Der Anwalt machte den Vorschlag, das Verfahren nach Paragraf 153a gegen Zahlung von 1500 Euro einzustellen. Seine Mandantin sei noch nie mit dem Gesetz in Konflikt geraten. Ihre Schuld sei nicht bewiesen und allenfalls als gering einzustufen.

Kein Geständnis

Die Vertreterin der Staatsanwaltschaft verwies erst auf ein besonderes öffentliches Interesse an dem Fall. Die Corona-Maßnahmen und die Impfdebatte seien zu dem damaligen Zeitpunkt ein wichtiges Thema gewesen. Sie könne sich eine Zustimmung zu einer Verfahrenseinstellung vorstellen, wenn die junge Frau ein Geständnis ablege. Die Beweislage sei nicht einfach, es gebe aber auch zahlreiche Zeugen, die geladen werden könnten.

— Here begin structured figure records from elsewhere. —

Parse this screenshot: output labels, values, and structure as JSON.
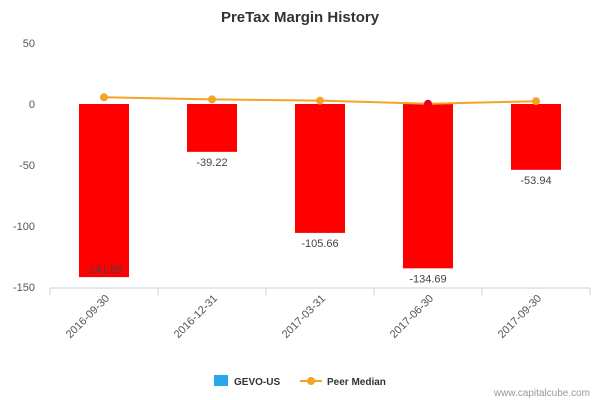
{
  "chart_data": {
    "type": "bar",
    "title": "PreTax Margin History",
    "categories": [
      "2016-09-30",
      "2016-12-31",
      "2017-03-31",
      "2017-06-30",
      "2017-09-30"
    ],
    "series": [
      {
        "name": "GEVO-US",
        "kind": "bar",
        "values": [
          -141.89,
          -39.22,
          -105.66,
          -134.69,
          -53.94
        ],
        "labels": [
          "-141.89",
          "-39.22",
          "-105.66",
          "-134.69",
          "-53.94"
        ],
        "color": "#ff0000",
        "legend_color": "#2aa7ea"
      },
      {
        "name": "Peer Median",
        "kind": "line",
        "values": [
          5.5,
          3.8,
          2.8,
          0.2,
          2.3
        ],
        "color": "#f4a326",
        "point_colors": [
          "#f4a326",
          "#f4a326",
          "#f4a326",
          "#e8001c",
          "#f4a326"
        ]
      }
    ],
    "ylim": [
      -150,
      50
    ],
    "yticks": [
      50,
      0,
      -50,
      -100,
      -150
    ],
    "grid": false,
    "legend": "bottom-center",
    "xlabel": "",
    "ylabel": ""
  },
  "credit": "www.capitalcube.com"
}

Der Richter machte daraufhin deutlich, dass er eher hinter den Ausführungen des Anwalts steht, mit den Worten: „1500 Euro tun auch weh.“ Daraufhin stimmte auch die Staatsanwaltschaft zu – ohne ein Geständnis der jungen Frau.

Thomas Danneck, einer der Koordinatoren des Landesimpfzentrums auf dem Gelände der ehemaligen Bundeswehrkaserne in Kusel, bestritt am Dienstag auf Anfrage, dass die Einlegeblätter von Mitarbeitern als Schmierblätter verwendet worden seien. „Das ist nicht vorstellbar, einfach unzutreffend und hanebüchen“, erklärt er gegenüber der RHEINPFALZ.

Die Impfaufkleber seien im Tresor verwahrt worden. Die Mitarbeiter hätten sie aber selbstständig holen können. „An der Stelle haben wir dem Personal vertraut“, erklärt der ehrenamtliche Impfkoordinator der Kreisverwaltung. Dieses Vertrauen sei offensichtlich missbraucht worden.